The Second Circuit Rejects Challenge to the SEC’s Mislabeled “Regulation Best Interest”

On June 26, 2020, investor protection advocates were disappointed to see the decision of the Second Circuit rejecting a well-founded legal challenge to the SEC’s weak and misleading rule that will do little to protect investors from conflicted investment advice. 

In June last year, the SEC adopted its so-called “Regulation Best Interest,” proclaiming that it would protect investors from the rampant conflicts of interest among broker-dealer advisers that cost everyday American investors tens of billions of dollars a year in lost savings. In reality, it maintains the status quo under the weak “suitability” standard, relies primarily on ineffective disclosures, and preserves two different and confusing standards for advisers delivering essentially the same type of advice.

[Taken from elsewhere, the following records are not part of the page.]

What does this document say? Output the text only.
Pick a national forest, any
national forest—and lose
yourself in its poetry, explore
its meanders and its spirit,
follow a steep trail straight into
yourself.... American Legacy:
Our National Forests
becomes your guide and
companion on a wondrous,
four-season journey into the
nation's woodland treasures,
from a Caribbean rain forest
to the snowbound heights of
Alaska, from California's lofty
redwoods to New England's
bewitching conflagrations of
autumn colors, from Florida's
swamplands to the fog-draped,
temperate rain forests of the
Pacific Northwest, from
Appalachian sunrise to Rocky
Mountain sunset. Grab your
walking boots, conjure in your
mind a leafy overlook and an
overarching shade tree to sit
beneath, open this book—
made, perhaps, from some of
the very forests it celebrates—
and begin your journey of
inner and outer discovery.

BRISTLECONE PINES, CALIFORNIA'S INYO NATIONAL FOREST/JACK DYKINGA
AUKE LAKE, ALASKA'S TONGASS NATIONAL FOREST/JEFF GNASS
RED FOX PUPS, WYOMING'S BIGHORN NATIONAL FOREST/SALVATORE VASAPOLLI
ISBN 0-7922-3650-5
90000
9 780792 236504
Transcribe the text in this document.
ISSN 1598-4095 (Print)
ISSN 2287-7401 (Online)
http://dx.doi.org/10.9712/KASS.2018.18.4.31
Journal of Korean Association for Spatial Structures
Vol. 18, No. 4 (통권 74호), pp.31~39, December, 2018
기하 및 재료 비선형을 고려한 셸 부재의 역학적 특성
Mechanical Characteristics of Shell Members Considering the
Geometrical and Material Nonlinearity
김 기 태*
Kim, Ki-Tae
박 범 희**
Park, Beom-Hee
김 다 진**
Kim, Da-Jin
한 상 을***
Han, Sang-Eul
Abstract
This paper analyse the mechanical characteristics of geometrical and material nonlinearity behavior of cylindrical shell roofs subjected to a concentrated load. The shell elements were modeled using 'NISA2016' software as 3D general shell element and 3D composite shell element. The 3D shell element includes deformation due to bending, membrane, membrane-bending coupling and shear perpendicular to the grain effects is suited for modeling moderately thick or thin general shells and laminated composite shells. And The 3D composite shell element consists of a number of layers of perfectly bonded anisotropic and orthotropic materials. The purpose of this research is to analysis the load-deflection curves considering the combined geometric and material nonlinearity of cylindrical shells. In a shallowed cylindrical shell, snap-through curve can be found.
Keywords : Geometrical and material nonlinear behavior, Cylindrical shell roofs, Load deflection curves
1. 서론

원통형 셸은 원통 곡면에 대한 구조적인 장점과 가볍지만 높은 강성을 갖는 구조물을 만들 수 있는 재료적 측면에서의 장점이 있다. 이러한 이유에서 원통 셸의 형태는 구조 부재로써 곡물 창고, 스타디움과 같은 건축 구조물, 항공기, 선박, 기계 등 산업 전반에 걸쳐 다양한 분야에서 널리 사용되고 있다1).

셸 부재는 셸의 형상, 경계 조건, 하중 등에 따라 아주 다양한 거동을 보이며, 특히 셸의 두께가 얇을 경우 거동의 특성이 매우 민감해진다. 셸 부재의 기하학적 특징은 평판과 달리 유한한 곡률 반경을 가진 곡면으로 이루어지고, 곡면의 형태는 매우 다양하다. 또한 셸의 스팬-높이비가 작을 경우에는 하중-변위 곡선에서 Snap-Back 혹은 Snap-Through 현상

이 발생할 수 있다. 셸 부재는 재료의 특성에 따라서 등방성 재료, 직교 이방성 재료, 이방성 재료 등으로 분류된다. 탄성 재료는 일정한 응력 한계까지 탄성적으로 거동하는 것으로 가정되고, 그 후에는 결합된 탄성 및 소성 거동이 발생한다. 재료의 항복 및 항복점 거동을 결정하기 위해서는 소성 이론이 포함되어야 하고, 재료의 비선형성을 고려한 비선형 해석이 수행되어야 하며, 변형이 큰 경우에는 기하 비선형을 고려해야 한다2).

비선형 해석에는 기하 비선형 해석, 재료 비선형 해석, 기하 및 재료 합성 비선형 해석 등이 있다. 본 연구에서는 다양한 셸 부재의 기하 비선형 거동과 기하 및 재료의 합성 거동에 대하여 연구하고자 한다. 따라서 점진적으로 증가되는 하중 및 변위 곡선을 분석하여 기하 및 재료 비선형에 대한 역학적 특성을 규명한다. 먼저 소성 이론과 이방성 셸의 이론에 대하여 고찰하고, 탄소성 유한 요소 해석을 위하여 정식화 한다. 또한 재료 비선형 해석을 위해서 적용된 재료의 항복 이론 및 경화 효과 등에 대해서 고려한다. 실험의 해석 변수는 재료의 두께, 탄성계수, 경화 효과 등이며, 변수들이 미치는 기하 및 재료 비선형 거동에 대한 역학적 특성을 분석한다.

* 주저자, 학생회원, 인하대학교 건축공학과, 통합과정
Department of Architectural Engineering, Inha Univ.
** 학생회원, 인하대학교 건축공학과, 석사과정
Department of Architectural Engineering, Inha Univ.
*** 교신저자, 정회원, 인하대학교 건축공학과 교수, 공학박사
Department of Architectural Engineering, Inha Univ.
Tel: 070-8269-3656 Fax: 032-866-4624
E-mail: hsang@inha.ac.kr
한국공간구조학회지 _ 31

A group of financial planners and a group of states challenged the rule in the U.S. Court of Appeals for the Second Circuit. The court rejected the challenge. First, it held that only the financial planners had standing to sue, not the states, even though their citizens and tax revenues will be harmed by the rule. On the merits, the court found that the SEC had the discretion under the Dodd-Frank Act not to impose a uniform fiduciary standard on all types of advisers.

The court added salt to the wound by adding that, “At bottom, Petitioners’ preference for a uniform fiduciary standard instead of a best-interest obligation is a policy quarrel dressed up as an APA claim.”

Better Markets looks forward to the day when new leadership at the SEC can adopt a true fiduciary duty rule that protects investors from adviser conflicts of interest.